Published: February, 2013

Submission: June, 2013

 



1. Interest on Equity and Dividends: the Brazilian Perspective 

Brazilian companies have two main instruments for remunerating shareholders for the  capital invested in companies: dividends and interest on net equity (“Juros sobre o 

capital própio”, referred to as “IoNE” in this article). Both instruments can be used at the same time, but their tax treatment will depend on the particular characteristics of  each case.


While dividends feature in most jurisdictions, IoNE is unique to the Brazilian system.  The following paragraphs focus on describing -and characterizing IoNE- under Brazilian domestic legislation from the perspective of tax and corporate law.


1.1 Introductory comments

IoNE first appeared in the Brazilian legal system in Federal Law no. 9,249, of December 26, 1995, which contains the following provision:


“Article 9. A legal entity can deduct, for the purpose of calculating its actual profit, the interest paid to the owner, members or shareholders, by way of return on net equity, calculated on the net equity accounts and to the extent of the variation in the long-term interest rate (“Taxa de Juros de Longo Prazo”) calculated pro rata per day.”


Law 9,249/95 however, places two restrictions that must be observed simultaneously to set the upper deductibility limit:


(i) IoNE must be calculated by reference to the net equity accounts.

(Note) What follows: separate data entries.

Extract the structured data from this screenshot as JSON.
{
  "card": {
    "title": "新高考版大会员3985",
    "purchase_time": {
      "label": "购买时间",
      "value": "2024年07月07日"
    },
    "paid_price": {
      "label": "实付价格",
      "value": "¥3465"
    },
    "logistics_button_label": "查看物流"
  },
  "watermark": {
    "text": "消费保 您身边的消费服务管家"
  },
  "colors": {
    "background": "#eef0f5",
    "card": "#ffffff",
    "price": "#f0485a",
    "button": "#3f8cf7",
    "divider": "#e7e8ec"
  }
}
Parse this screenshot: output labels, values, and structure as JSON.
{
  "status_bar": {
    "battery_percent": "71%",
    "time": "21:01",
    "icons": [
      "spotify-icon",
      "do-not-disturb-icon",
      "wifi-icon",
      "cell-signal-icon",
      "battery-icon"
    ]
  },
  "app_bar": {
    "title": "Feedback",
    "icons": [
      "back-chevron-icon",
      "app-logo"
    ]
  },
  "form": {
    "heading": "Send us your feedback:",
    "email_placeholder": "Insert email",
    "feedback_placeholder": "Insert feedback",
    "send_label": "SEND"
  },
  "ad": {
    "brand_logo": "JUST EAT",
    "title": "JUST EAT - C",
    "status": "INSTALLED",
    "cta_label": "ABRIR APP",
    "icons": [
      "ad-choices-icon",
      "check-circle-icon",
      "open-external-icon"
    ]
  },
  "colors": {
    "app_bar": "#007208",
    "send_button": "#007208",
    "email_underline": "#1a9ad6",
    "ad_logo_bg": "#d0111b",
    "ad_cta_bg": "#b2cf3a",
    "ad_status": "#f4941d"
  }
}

Therefore, if the enterprise does not have a significant amount of equity or has a negative equity figure, earnings cannot be distributed in the form of IoNE. The rate applied to the net equity accounts must be the long-term interest  rate, published annually by Banco Central de Brasil, Brazil’s central bank.


(ii) The upper limit on IoNE is determined as the higher of: (i) 50% of net income for the year, before deduction of the IoNE and deduction of the provision for corporate income tax, but after the deduction of the social contribution on net income1, and (ii) 50% of retained earnings plus profit reserves.